Miller's field, business and home are in the path of a proposed 1,080-foot extension of the airport runway, which is too short for most aircraft to use.
The Geauga Airport Authority is requesting federal grants so the $2 million project can be completed within the next decade.
A longer runway could invigorate the airport, turning it into an economic engine for eastern Geauga County, said pilot and airport authority member Pierre Hodgins.
He said an extension would make the airport safer and open it to larger planes.
The runway can safely accommodate a six-passenger, twin-engine plane, said pilot Chris Hopkins, who also is an airport authority member.
Middlefield Councilman Chuck White, a former pilot, said the community is comfortable with the airport as it exists. He said most residents in the village of 2,200 people don't want the airport to turn into a nuisance, particularly involving noise.

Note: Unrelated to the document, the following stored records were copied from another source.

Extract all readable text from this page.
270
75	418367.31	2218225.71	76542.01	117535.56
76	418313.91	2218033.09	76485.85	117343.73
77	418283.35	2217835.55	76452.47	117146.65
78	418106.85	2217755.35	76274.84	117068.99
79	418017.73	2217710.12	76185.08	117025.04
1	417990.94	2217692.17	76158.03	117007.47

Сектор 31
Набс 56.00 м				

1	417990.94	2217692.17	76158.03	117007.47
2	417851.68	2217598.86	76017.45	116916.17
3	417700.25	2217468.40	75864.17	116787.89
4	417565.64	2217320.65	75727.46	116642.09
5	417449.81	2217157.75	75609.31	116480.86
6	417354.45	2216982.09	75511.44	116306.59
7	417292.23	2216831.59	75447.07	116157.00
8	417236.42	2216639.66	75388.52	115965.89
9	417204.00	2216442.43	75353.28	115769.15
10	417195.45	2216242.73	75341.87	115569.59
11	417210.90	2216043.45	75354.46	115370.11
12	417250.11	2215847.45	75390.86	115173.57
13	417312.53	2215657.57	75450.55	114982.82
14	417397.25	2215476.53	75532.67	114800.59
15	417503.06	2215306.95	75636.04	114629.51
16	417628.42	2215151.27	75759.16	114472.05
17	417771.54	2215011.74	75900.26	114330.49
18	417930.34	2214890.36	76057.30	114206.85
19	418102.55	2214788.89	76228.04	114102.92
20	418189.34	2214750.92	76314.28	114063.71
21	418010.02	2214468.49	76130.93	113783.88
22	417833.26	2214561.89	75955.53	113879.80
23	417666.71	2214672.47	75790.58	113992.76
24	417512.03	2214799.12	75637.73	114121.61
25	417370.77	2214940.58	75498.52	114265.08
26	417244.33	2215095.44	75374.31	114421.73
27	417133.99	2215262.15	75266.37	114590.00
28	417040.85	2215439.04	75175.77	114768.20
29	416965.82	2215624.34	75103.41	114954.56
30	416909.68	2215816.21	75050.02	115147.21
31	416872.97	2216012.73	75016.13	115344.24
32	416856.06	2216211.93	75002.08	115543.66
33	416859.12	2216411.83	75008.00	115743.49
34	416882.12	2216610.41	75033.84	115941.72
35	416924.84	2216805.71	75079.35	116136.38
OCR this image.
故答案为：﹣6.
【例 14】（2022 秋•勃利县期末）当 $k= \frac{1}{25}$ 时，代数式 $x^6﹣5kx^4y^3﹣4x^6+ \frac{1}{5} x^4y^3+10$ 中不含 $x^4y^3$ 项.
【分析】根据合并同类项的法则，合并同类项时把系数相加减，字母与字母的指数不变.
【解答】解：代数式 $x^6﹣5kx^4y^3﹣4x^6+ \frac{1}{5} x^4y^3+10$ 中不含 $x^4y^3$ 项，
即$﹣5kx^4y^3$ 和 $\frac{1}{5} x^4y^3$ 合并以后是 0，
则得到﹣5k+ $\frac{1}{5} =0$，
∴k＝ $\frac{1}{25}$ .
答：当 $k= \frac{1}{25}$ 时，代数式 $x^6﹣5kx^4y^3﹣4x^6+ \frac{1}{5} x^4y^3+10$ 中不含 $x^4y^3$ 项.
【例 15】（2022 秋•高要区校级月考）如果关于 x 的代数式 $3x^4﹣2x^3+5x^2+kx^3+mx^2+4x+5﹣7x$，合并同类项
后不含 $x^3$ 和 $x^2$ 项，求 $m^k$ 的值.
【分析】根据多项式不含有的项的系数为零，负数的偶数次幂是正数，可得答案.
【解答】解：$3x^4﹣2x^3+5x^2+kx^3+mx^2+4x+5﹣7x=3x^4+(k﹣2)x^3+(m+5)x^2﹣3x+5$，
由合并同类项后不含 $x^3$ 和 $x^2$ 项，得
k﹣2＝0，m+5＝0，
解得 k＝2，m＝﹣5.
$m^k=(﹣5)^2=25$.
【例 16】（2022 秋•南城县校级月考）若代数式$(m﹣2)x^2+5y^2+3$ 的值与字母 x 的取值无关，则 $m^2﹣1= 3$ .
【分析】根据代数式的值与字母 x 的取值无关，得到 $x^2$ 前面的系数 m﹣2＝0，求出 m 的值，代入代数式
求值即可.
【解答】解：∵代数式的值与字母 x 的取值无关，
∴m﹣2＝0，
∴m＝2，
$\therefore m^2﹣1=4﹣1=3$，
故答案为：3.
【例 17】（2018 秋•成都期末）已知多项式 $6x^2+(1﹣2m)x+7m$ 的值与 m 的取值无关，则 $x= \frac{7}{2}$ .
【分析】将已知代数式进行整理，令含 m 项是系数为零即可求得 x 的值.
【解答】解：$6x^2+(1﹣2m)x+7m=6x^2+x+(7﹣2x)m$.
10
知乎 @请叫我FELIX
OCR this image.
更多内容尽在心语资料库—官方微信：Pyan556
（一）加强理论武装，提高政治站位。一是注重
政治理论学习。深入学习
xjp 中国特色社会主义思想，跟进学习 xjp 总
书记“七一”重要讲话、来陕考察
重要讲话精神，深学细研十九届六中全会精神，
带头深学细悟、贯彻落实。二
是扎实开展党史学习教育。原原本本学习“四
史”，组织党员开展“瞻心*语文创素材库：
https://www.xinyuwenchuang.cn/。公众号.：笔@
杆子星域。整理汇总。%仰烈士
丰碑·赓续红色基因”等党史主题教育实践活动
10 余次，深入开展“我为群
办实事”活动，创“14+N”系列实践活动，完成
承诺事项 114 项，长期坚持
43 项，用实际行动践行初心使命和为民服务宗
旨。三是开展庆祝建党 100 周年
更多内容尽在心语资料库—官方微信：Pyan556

The most vocal opposition, led by Miller, comes from residents of Middlefield Township who live along State Route 528 near the airport. They say they have the most to lose if the runway is extended from roughly 3,400 feet to 4,500 feet.
Miller, 66, and his son-in-law, Owen Miller, 43, would be forced to sell and leave their side-by-side homes. Ten of their neighbors on the same side of the two-lane highway would be given the option of selling and relocating, airport officials said.
The airport is used mostly for recreational aviation, although several companies, including KraftMaid Cabinetry, the county's largest employer, occasionally fly people in and out.